Graduate Courses

How to find electives:

  1. Review the master list of approved electivesNote: “Grad” denotes graduate courses, “LD” denotes lower division, and “UD” denotes upper division courses.
  2. Identify courses you’re interested in.
  3. Check the course schedule to see if the courses of interest are offered in the next quarter.
  4. Register!

Please fill out this form if you’d like to petition for an elective. Include all the information you can, including a syllabus, if available. Petitions will be reviewed at least once a quarter. Please email Kerry Allen if you have additional questions.

How to register for a capstone:

  1. Identify a capstone course (see below for upcoming courses).
  2. Contact the professor who is offering the course to express your interest and ask if they have room. If not, repeat step 1. If they do:
  3. Contact our SAO, Kerry Allen, at allen@humnet.ucla.edu  to create a DH 299 registration link for you.
  4. Enroll through MyUCLA!

Upcoming Courses

Please note that even though some these courses may be offered as undergraduate classes, graduate students are encouraged and welcome to register for them. We have also updated the course codes for a number of our frequently offered classes. Any of the following classes, except DH 101, may be taken to fulfill the DH 250 requirement, and any non-DH classes advertised here will fulfill elective requirements.

 

Fall 2021

  • DH 199/299: Architectural Reconstructions on Broadway

    Instructor: Anthony Caldwell

    Schedule: Tuesdays 2:00-4:00p
    Location:
    TBD
    Co-Instructor: Joy Guey

    The historic theaters in Downtown Los Angeles are part of a rich cultural legacy that provides insight into the architectural practices of the early 20th century. This project investigates how these monuments were constructed, decorated, and used through in-depth archival research, photogrammetric modeling, and a variety of interactive visualizations including virtual and augmented reality platforms.

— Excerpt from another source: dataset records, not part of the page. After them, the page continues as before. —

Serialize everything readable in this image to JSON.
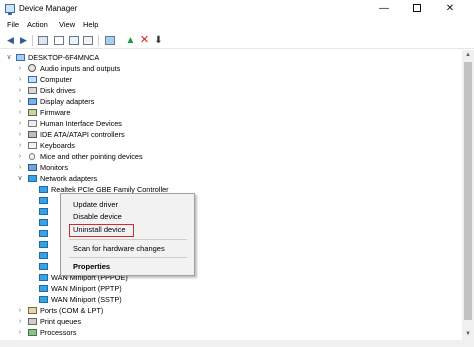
{
  "window": {
    "title": "Device Manager",
    "controls": {
      "minimize": "—",
      "close": "✕"
    }
  },
  "menubar": [
    "File",
    "Action",
    "View",
    "Help"
  ],
  "toolbar": {
    "icons": [
      "back-arrow-icon",
      "forward-arrow-icon",
      "properties-icon",
      "show-hidden-icon",
      "help-icon",
      "scan-hardware-icon",
      "update-driver-icon",
      "uninstall-icon",
      "disable-icon"
    ]
  },
  "tree": {
    "root": "DESKTOP-6F4MNCA",
    "items": [
      {
        "label": "Audio inputs and outputs",
        "icon": "audio-icon"
      },
      {
        "label": "Computer",
        "icon": "computer-icon"
      },
      {
        "label": "Disk drives",
        "icon": "disk-icon"
      },
      {
        "label": "Display adapters",
        "icon": "display-icon"
      },
      {
        "label": "Firmware",
        "icon": "firmware-icon"
      },
      {
        "label": "Human Interface Devices",
        "icon": "hid-icon"
      },
      {
        "label": "IDE ATA/ATAPI controllers",
        "icon": "ide-icon"
      },
      {
        "label": "Keyboards",
        "icon": "keyboard-icon"
      },
      {
        "label": "Mice and other pointing devices",
        "icon": "mouse-icon"
      },
      {
        "label": "Monitors",
        "icon": "monitor-icon"
      },
      {
        "label": "Network adapters",
        "icon": "network-icon"
      }
    ],
    "network_children": [
      "Realtek PCIe GBE Family Controller",
      "",
      "",
      "",
      "",
      "",
      "",
      "",
      "WAN Miniport (PPPOE)",
      "WAN Miniport (PPTP)",
      "WAN Miniport (SSTP)"
    ],
    "after": [
      {
        "label": "Ports (COM & LPT)",
        "icon": "ports-icon"
      },
      {
        "label": "Print queues",
        "icon": "printer-icon"
      },
      {
        "label": "Processors",
        "icon": "processor-icon"
      }
    ]
  },
  "context_menu": {
    "update_driver": "Update driver",
    "disable_device": "Disable device",
    "uninstall_device": "Uninstall device",
    "scan_hardware": "Scan for hardware changes",
    "properties": "Properties"
  },
  "colors": {
    "highlight_border": "#d12b2b",
    "menu_bg": "#f2f2f2"
  }
}
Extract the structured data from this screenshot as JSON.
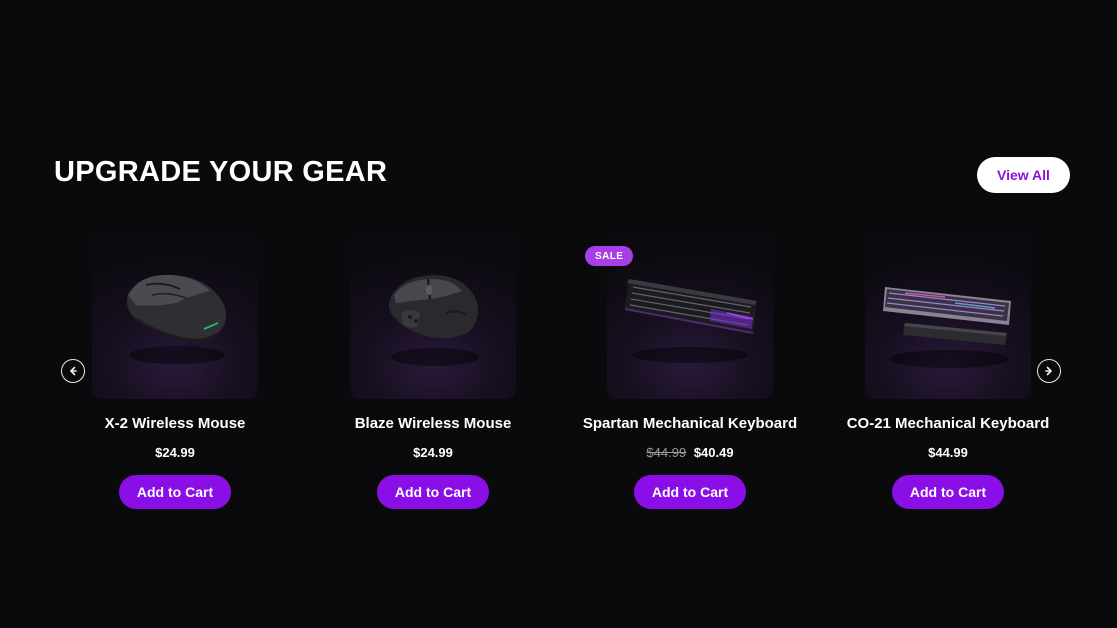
{
  "section": {
    "title": "UPGRADE YOUR GEAR",
    "view_all_label": "View All",
    "prev_icon": "arrow-left-icon",
    "next_icon": "arrow-right-icon"
  },
  "products": [
    {
      "name": "X-2 Wireless Mouse",
      "price": "$24.99",
      "old_price": "",
      "badge": "",
      "image": "wireless-mouse-image",
      "cta": "Add to Cart"
    },
    {
      "name": "Blaze Wireless Mouse",
      "price": "$24.99",
      "old_price": "",
      "badge": "",
      "image": "gaming-mouse-image",
      "cta": "Add to Cart"
    },
    {
      "name": "Spartan Mechanical Keyboard",
      "price": "$40.49",
      "old_price": "$44.99",
      "badge": "SALE",
      "image": "mechanical-keyboard-image",
      "cta": "Add to Cart"
    },
    {
      "name": "CO-21 Mechanical Keyboard",
      "price": "$44.99",
      "old_price": "",
      "badge": "",
      "image": "keyboard-with-wrist-rest-image",
      "cta": "Add to Cart"
    }
  ],
  "colors": {
    "background": "#0a090b",
    "accent": "#8a0ee6",
    "sale_badge": "#a640e6",
    "view_all_text": "#8a14d9"
  }
}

Students will identify a topic of interest and work in groups to produce an experience and documentation detailing their research, procedures, and process.

    Required Skills: None, but interest in 3D modeling, VR/AR, GIS, and data visualizations

    Project Website

  • DH 199/299: DH Holocaust Research Lab

    Instructor: Todd S. Presner

    Required Skills: Data viz (Tableau & R), Javascript code libraries (D3), or front-end web development, or Python, or Javascript, and/or HTML5 and CSS.

    Recommended Skills: Experience with NLP or sound/voice analysis is a plus.

  • DH 199/299: Exploring the Socio-Political World of the Ottoman Empire through Data Analysis

    Instructor: Ashley Sanders

    Schedule: Wednesday afternoons, time TBD based on students’ schedules
    Location: Zoom

    This course explores how scholars may use digital research methods to study archival specters – people who lived, breathed, and made their mark on history, but whose presence in the archives and extant documents remains limited, at best, if not altogether lost. A number of scholars have written cogently and movingly about power and archival silences, and a growing number of tutorials provide pragmatic guidance on the use of computational techniques, but few studies exemplify how digital research methods may be used to address archival voids, nor do they model a complete research life cycle from sources to data to quantitative, qualitative, and visual analyses. Feminist literary theory, postcolonial studies, and critical information studies provide theoretical frameworks with which to “listen to the silences,” and read archives “against the grain”. Now, developments in topic modeling, text mining, data visualization, as well as statistical and social network analysis offer practical methods to investigate latent patterns in our available source materials. Therefore, this course combines a methodological guide with an extended case study to show how digital research methods may be used to explore the ways in which ethnicity, gender, and kinship shaped early modern Algerian society and politics, but the approaches presented in this study have applications far beyond English, French and Arabic language sources and the history of the Middle East and North Africa. More broadly, these methods will be of use to scholars interested in identifying and studying relational data, demographics, politics, discourse, authorial bias, and social networks of both known, as well as unnamed, actors. Digital tools cannot metaphorically resurrect the dead nor fill archival gaps, but they can help us excavate the people-shaped outlines of those who might have filled these spaces.

    This independent study is 4 credits.

  • English 257 “Digital/Medieval: Resistant Archives”

    Instructor: Matthew Fisher

    Meeting Time: Monday @ 3:00pm-5:50pm PST
    Location: 306 Royce Hall

    The class will focus on the theoretical and practical complexities of contemporary archives, digitization and archival preservation practice, and medieval documents and books.

    Working hands-on with UCLA’s collections of medieval manuscripts and early printed books, and also hands-on with some of the interoperable data available from various digital projects from around the world (including but not limited to IIIF, the Digital Mappa project, the Mapping Manuscript Migration project, and others), the seminar will offer students an opportunity to both encounter the practical difficulties of archival and digital work on medieval and renaissance books/texts, and also to situate those difficulties in theoretical discussions about archives, manuscripts, and book history more generally.